Supply chain geography also favors DEHCH. Hanwha Solutions operates a 65,000 metric ton per year facility in Ulsan, South Korea — quadrupled from its original 15,000 mt capacity. Multiple Chinese manufacturers also produce DEHCH, providing procurement managers with competitive sourcing options across Asia.
DINCH production concentrates in Europe. BASF manufactures it at Ludwigshafen, and Evonik Oxeno recently expanded DINCH capacity (branded ELATUR CH) at its Marl, Germany site, establishing itself as a second European producer. This partially mitigates single-source risk, but production remains geographically concentrated.

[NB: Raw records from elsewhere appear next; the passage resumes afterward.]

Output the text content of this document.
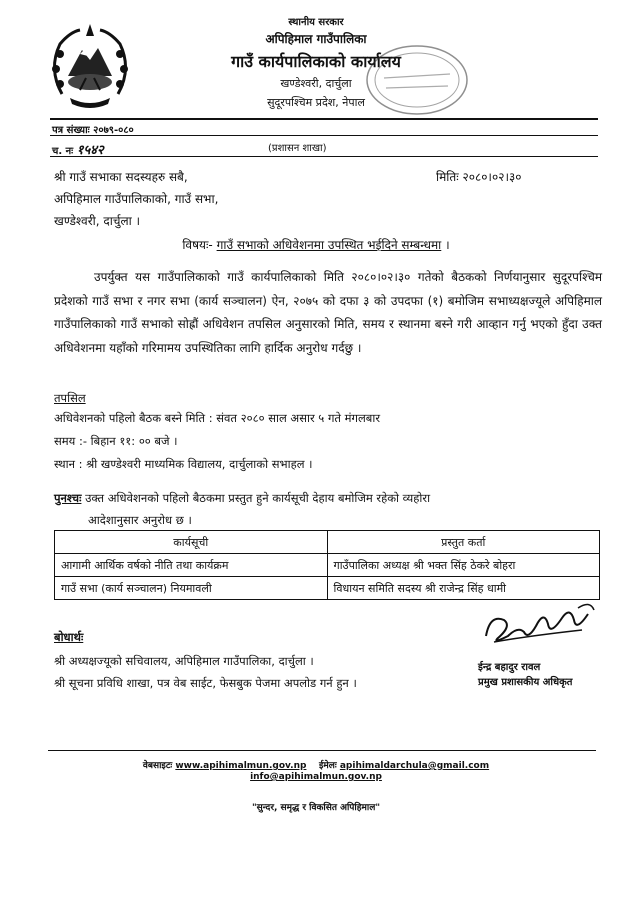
स्थानीय सरकार
अपिहिमाल गाउँपालिका
गाउँ कार्यपालिकाको कार्यालय
खण्डेश्वरी, दार्चुला
सुदूरपश्चिम प्रदेश, नेपाल
पत्र संख्याः २०७९-०८०
च. नः १५४२	(प्रशासन शाखा)
श्री गाउँ सभाका सदस्यहरु सबै,
अपिहिमाल गाउँपालिकाको, गाउँ सभा,
खण्डेश्वरी, दार्चुला ।
मितिः २०८०।०२।३०
विषयः- गाउँ सभाको अधिवेशनमा उपस्थित भईदिने सम्बन्धमा ।
उपर्युक्त यस गाउँपालिकाको गाउँ कार्यपालिकाको मिति २०८०।०२।३० गतेको बैठकको निर्णयानुसार सुदूरपश्चिम प्रदेशको गाउँ सभा र नगर सभा (कार्य सञ्चालन) ऐन, २०७५ को दफा ३ को उपदफा (१) बमोजिम सभाध्यक्षज्यूले अपिहिमाल गाउँपालिकाको गाउँ सभाको सोह्रौं अधिवेशन तपसिल अनुसारको मिति, समय र स्थानमा बस्ने गरी आव्हान गर्नु भएको हुँदा उक्त अधिवेशनमा यहाँको गरिमामय उपस्थितिका लागि हार्दिक अनुरोध गर्दछु ।
तपसिल
अधिवेशनको पहिलो बैठक बस्ने मिति : संवत २०८० साल असार ५ गते मंगलबार
समय :- बिहान ११: ०० बजे ।
स्थान : श्री खण्डेश्वरी माध्यमिक विद्यालय, दार्चुलाको सभाहल ।
पुनश्चः उक्त अधिवेशनको पहिलो बैठकमा प्रस्तुत हुने कार्यसूची देहाय बमोजिम रहेको व्यहोरा
आदेशानुसार अनुरोध छ ।
कार्यसूची	प्रस्तुत कर्ता
आगामी आर्थिक वर्षको नीति तथा कार्यक्रम	गाउँपालिका अध्यक्ष श्री भक्त सिंह ठेकरे बोहरा
गाउँ सभा (कार्य सञ्चालन) नियमावली	विधायन समिति सदस्य श्री राजेन्द्र सिंह धामी
ईन्द्र बहादुर रावल
प्रमुख प्रशासकीय अधिकृत
बोधार्थः
श्री अध्यक्षज्यूको सचिवालय, अपिहिमाल गाउँपालिका, दार्चुला ।
श्री सूचना प्रविधि शाखा, पत्र वेब साईट, फेसबुक पेजमा अपलोड गर्न हुन ।
वेबसाइटः www.apihimalmun.gov.np ईमेलः apihimaldarchula@gmail.com
info@apihimalmun.gov.np
"सुन्दर, समृद्ध र विकसित अपिहिमाल"
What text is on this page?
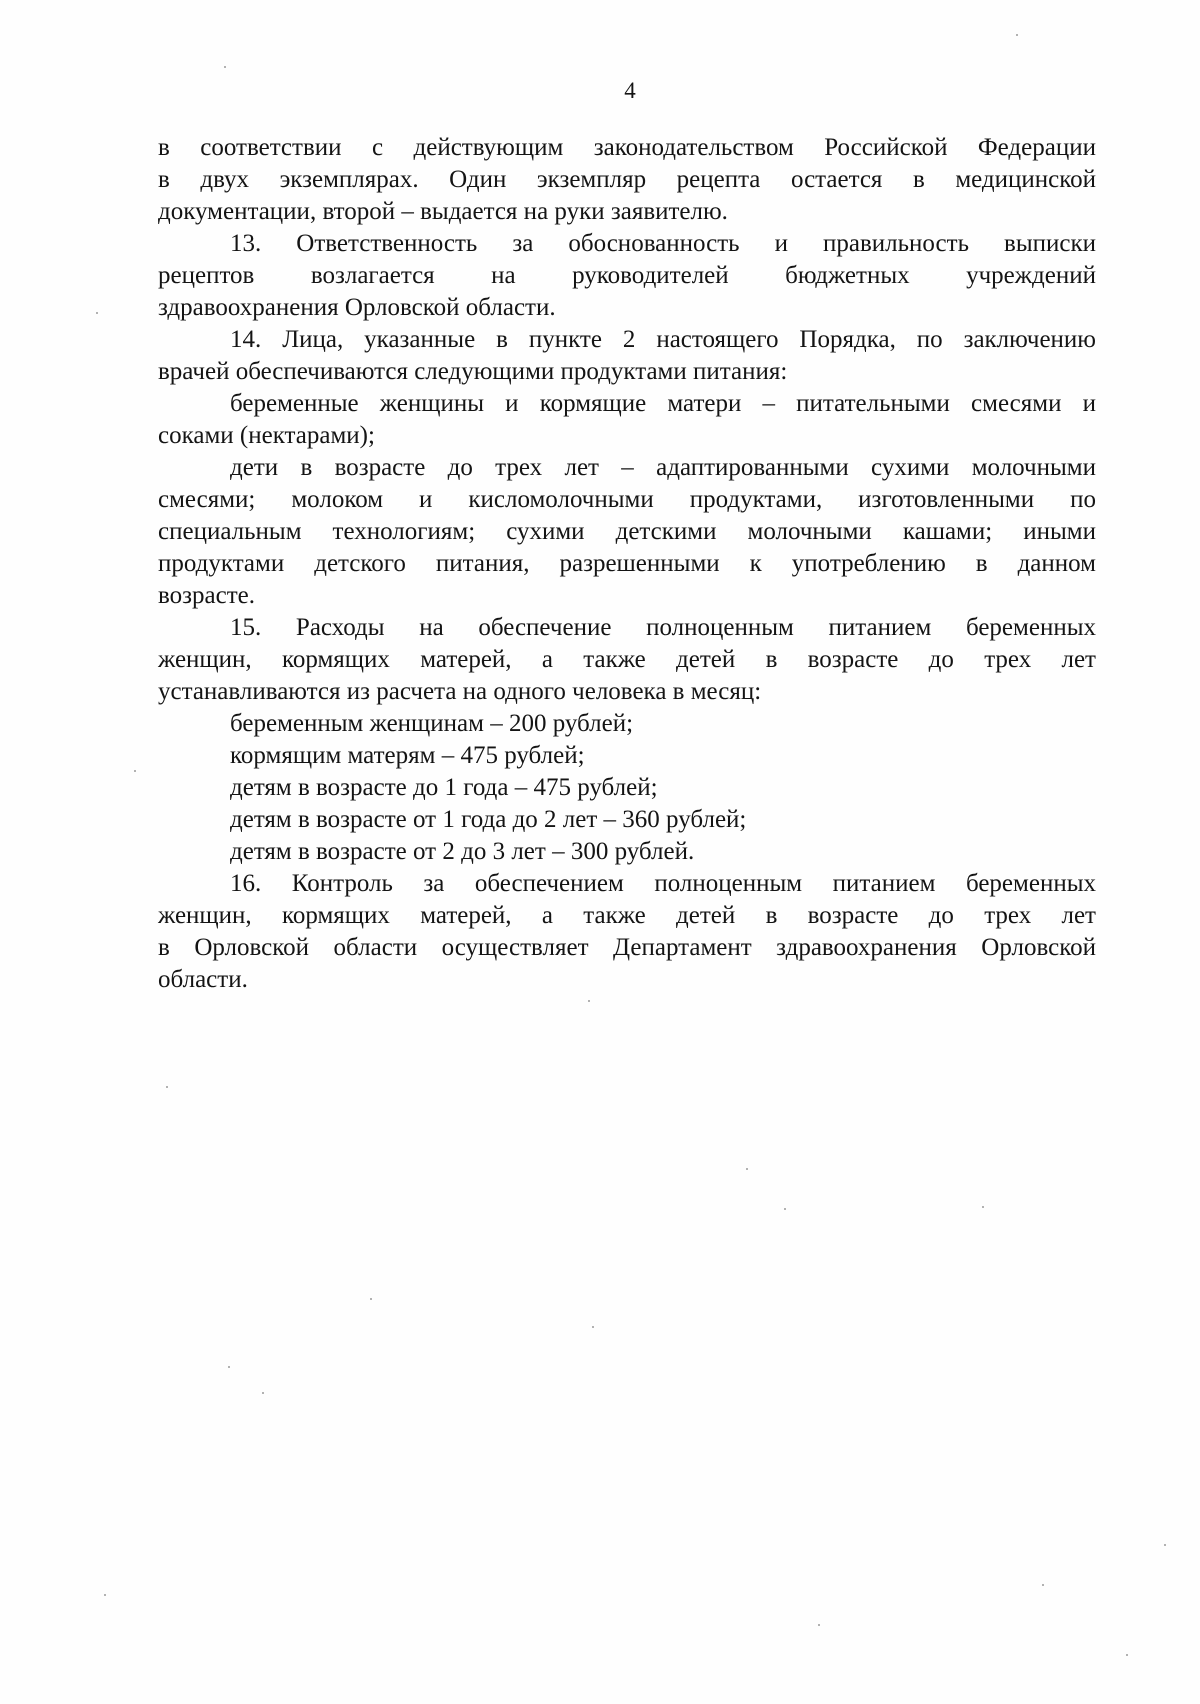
4

в соответствии с действующим законодательством Российской Федерации
в двух экземплярах. Один экземпляр рецепта остается в медицинской
документации, второй – выдается на руки заявителю.

13. Ответственность за обоснованность и правильность выписки
рецептов возлагается на руководителей бюджетных учреждений
здравоохранения Орловской области.

14. Лица, указанные в пункте 2 настоящего Порядка, по заключению
врачей обеспечиваются следующими продуктами питания:

беременные женщины и кормящие матери – питательными смесями и
соками (нектарами);

дети в возрасте до трех лет – адаптированными сухими молочными
смесями; молоком и кисломолочными продуктами, изготовленными по
специальным технологиям; сухими детскими молочными кашами; иными
продуктами детского питания, разрешенными к употреблению в данном
возрасте.

15. Расходы на обеспечение полноценным питанием беременных
женщин, кормящих матерей, а также детей в возрасте до трех лет
устанавливаются из расчета на одного человека в месяц:

беременным женщинам – 200 рублей;

кормящим матерям – 475 рублей;

детям в возрасте до 1 года – 475 рублей;

детям в возрасте от 1 года до 2 лет – 360 рублей;

детям в возрасте от 2 до 3 лет – 300 рублей.

16. Контроль за обеспечением полноценным питанием беременных
женщин, кормящих матерей, а также детей в возрасте до трех лет
в Орловской области осуществляет Департамент здравоохранения Орловской
области.
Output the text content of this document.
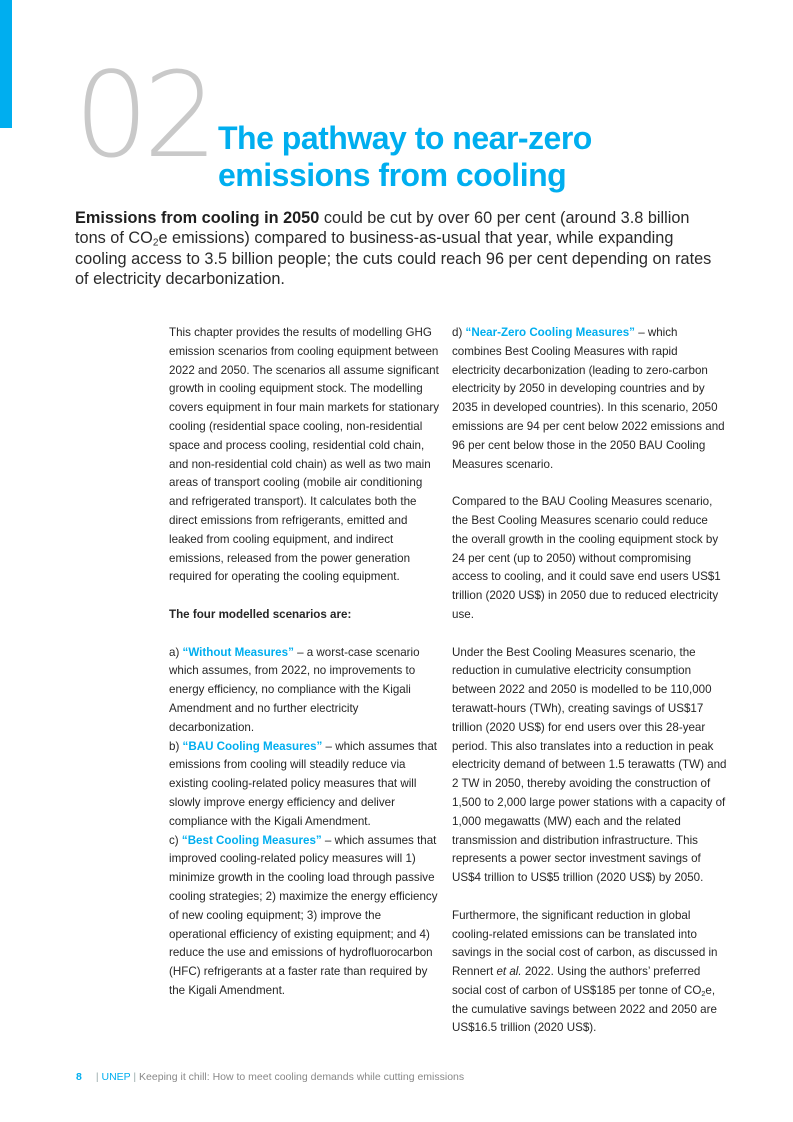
02 The pathway to near-zero
emissions from cooling

Emissions from cooling in 2050 could be cut by over 60 per cent (around 3.8 billion tons of $CO_2e$ emissions) compared to business-as-usual that year, while expanding cooling access to 3.5 billion people; the cuts could reach 96 per cent depending on rates of electricity decarbonization.

This chapter provides the results of modelling GHG emission scenarios from cooling equipment between 2022 and 2050. The scenarios all assume significant growth in cooling equipment stock. The modelling covers equipment in four main markets for stationary cooling (residential space cooling, non-residential space and process cooling, residential cold chain, and non-residential cold chain) as well as two main areas of transport cooling (mobile air conditioning and refrigerated transport). It calculates both the direct emissions from refrigerants, emitted and leaked from cooling equipment, and indirect emissions, released from the power generation required for operating the cooling equipment.

The four modelled scenarios are:

a) “Without Measures” – a worst-case scenario which assumes, from 2022, no improvements to energy efficiency, no compliance with the Kigali Amendment and no further electricity decarbonization.

b) “BAU Cooling Measures” – which assumes that emissions from cooling will steadily reduce via existing cooling-related policy measures that will slowly improve energy efficiency and deliver compliance with the Kigali Amendment.

c) “Best Cooling Measures” – which assumes that improved cooling-related policy measures will 1) minimize growth in the cooling load through passive cooling strategies; 2) maximize the energy efficiency of new cooling equipment; 3) improve the operational efficiency of existing equipment; and 4) reduce the use and emissions of hydrofluorocarbon (HFC) refrigerants at a faster rate than required by the Kigali Amendment.

d) “Near-Zero Cooling Measures” – which combines Best Cooling Measures with rapid electricity decarbonization (leading to zero-carbon electricity by 2050 in developing countries and by 2035 in developed countries). In this scenario, 2050 emissions are 94 per cent below 2022 emissions and 96 per cent below those in the 2050 BAU Cooling Measures scenario.

Compared to the BAU Cooling Measures scenario, the Best Cooling Measures scenario could reduce the overall growth in the cooling equipment stock by 24 per cent (up to 2050) without compromising access to cooling, and it could save end users US$1 trillion (2020 US$) in 2050 due to reduced electricity use.

Under the Best Cooling Measures scenario, the reduction in cumulative electricity consumption between 2022 and 2050 is modelled to be 110,000 terawatt-hours (TWh), creating savings of US$17 trillion (2020 US$) for end users over this 28-year period. This also translates into a reduction in peak electricity demand of between 1.5 terawatts (TW) and 2 TW in 2050, thereby avoiding the construction of 1,500 to 2,000 large power stations with a capacity of 1,000 megawatts (MW) each and the related transmission and distribution infrastructure. This represents a power sector investment savings of US$4 trillion to US$5 trillion (2020 US$) by 2050.

Furthermore, the significant reduction in global cooling-related emissions can be translated into savings in the social cost of carbon, as discussed in Rennert et al. 2022. Using the authors’ preferred social cost of carbon of US$185 per tonne of $CO_2e$, the cumulative savings between 2022 and 2050 are US$16.5 trillion (2020 US$).

8 | UNEP | Keeping it chill: How to meet cooling demands while cutting emissions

For manufacturers in Asia or those prioritizing supply chain diversification, DEHCH offers more procurement flexibility.
Making the Right Choice
Neither DEHCH nor DINCH is universally superior — application sensitivity is the deciding factor.
Choose DEHCH for general PVC compounding where processing speed and cost efficiency drive the decision: wire and cable insulation, wallcoverings, construction materials, and general flexible PVC products. Its twice-faster gelation, lower viscosity, and multi-source supply chain make it the practical choice when food contact or medical regulations do not apply.
Choose DINCH when regulatory depth is non-negotiable: food contact packaging, medical devices, toys, and childcare articles. Its 17-year regulatory track record, deeper migration data, and broad application clearances justify the cost premium in these sensitive categories. Treating these two cyclohexanoates as interchangeable ignores the structural and regulatory differences that should drive your selection.